Looking Directly into the Eye of Hurricane Forecast Challenges
Other important work to improve forecasting takes place at NOAA’s Joint Hurricane Testbed (JHT). This is where world-class researchers and forecasters come together online and in person to develop, test and verify improvements to forecast computer models with the goal of moving research into day-to-day operations.
One recent JHT success is the development of a hurricane wind speed graphic, which clearly depicts the chance of wind speeds exceeding certain thresholds in a particular geographic area. Along with the graphical information, forecasters at NHC now issue a companion text product that provides the probability of certain wind speeds over the next five days at numerous locations.
Predicting hurricane winds
This graphic was issued by NOAA's Weather Service at 5 pm. EDT on Oct. 26, 2012, to show the probability of wind speeds for Hurricane Sandy as it moved up the coast. (NOAA)
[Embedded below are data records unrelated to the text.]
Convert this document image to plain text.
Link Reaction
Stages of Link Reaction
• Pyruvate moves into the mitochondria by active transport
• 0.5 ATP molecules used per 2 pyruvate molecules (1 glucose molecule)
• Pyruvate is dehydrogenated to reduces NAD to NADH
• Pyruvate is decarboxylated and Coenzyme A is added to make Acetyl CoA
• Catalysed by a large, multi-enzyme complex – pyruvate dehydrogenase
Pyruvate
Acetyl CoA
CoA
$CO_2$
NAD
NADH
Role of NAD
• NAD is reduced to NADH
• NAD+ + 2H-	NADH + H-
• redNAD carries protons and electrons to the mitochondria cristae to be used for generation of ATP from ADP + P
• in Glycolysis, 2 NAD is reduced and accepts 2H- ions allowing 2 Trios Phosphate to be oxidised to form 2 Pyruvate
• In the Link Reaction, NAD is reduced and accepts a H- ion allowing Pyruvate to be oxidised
Some JHT projects are aimed at improving the observations of storms to help forecasters better analyze a storm’s structure, particularly winds in the lowest levels of this atmosphere, while other efforts focus on upgrading the computer models so that predicting when a hurricane will undergo rapid intensification becomes less of a challenge. Hurricane Katrina in 2005 showed the world the danger of a rapidly intensifying hurricane and the importance of continuing to improve forecasts of intensification.
“NOAA’s testbeds, including the Joint Hurricane Testbed, are an important part of how we transition new research into the hands of NOAA weather forecasters working on the front lines of providing the public with timely, accurate and life and property-saving weather forecasts,” said John Cortinas, director of NOAA’s Office of Weather and Air Quality.